2. Was the applicant an ‘employee’? Only employees are protected from unfair dismissal. So, if the applicant was an independent contractor (or anything other than an employee), this is your chance to let the Commission know.
3. Was the applicant actually dismissed? Only an employee who was dismissed at the employer’s initiative can bring a claim for unfair dismissal. This means if the employee voluntarily resigned, you should make this clear in your response.
4. Was the applicant made ‘genuinely redundant’? A redundancy which meets all of the Fair Work Act 2009’s requirements of ‘genuineness’ is not an unfair dismissal. If you’ve met all these requirements, make sure the Commission knows it.

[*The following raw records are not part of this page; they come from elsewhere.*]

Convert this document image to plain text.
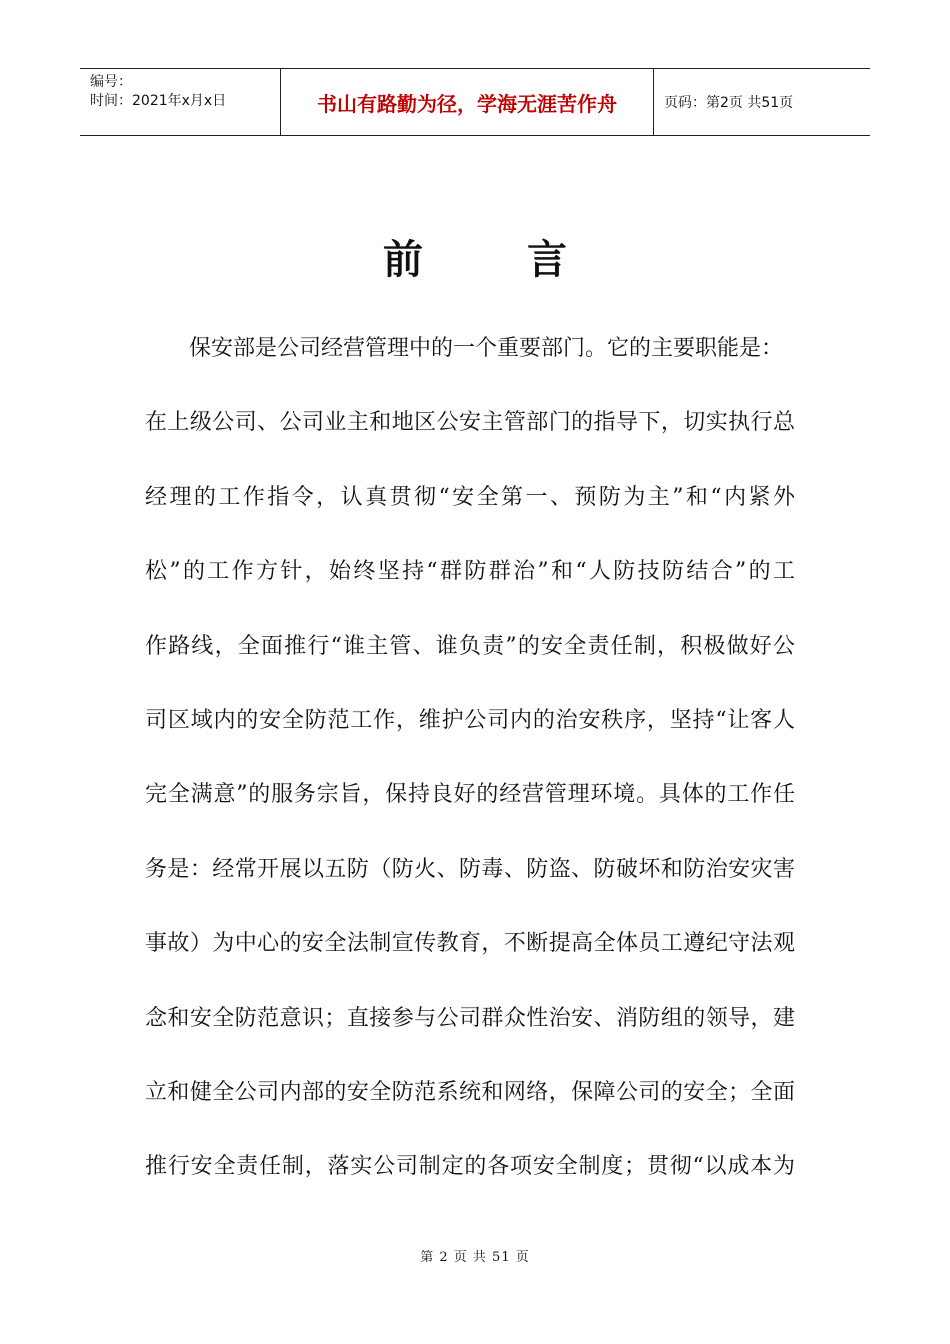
编号：
时间：2021年x月x日	书山有路勤为径，学海无涯苦作舟	页码：第2页 共51页
前	言
保安部是公司经营管理中的一个重要部门。它的主要职能是：
在上级公司、公司业主和地区公安主管部门的指导下，切实执行总
经理的工作指令，认真贯彻“安全第一、预防为主”和“内紧外
松”的工作方针，始终坚持“群防群治”和“人防技防结合”的工
作路线，全面推行“谁主管、谁负责”的安全责任制，积极做好公
司区域内的安全防范工作，维护公司内的治安秩序，坚持“让客人
完全满意”的服务宗旨，保持良好的经营管理环境。具体的工作任
务是：经常开展以五防（防火、防毒、防盗、防破坏和防治安灾害
事故）为中心的安全法制宣传教育，不断提高全体员工遵纪守法观
念和安全防范意识；直接参与公司群众性治安、消防组的领导，建
立和健全公司内部的安全防范系统和网络，保障公司的安全；全面
推行安全责任制，落实公司制定的各项安全制度；贯彻“以成本为
第 2 页 共 51 页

5. Did the employee meet the ‘minimum employment period’? An employee only becomes protected from unfair dismissal once:
(i) they have been employed by a small business (one with fewer than 15 employees) for at least 12 months; or
(ii) they have been employed by a business with 15 or more employees for at least 6 months.
If the applicant doesn’t meet this requirement, you can object.
6. Was the applicant being paid more than the ‘High Income Threshold’ (HIT)? An employee who earns more than the HIT is not able to bring an unfair dismissal claim unless they are also covered by a Modern Award or an Enterprise Agreement. The HIT is adjusted each year by the Commission, and is currently set at $145,400 p/a. Compulsory super contributions are excluded from the calculation of the HIT, but the agreed monetary value of other guaranteed entitlements (such as a company car) must be included.
7. If your business is a ‘small business’, was the dismissal consistent with the Small Business Fair Dismissal Code? Many small business employers remain unaware that by carefully following the Code when dismissing an employee, any subsequent unfair dismissal claim can be quite easily defended. You can download the Code here.
Understanding and relying on the above objections to unfair dismissal claims can save employers considerable amounts of time, worry, and money!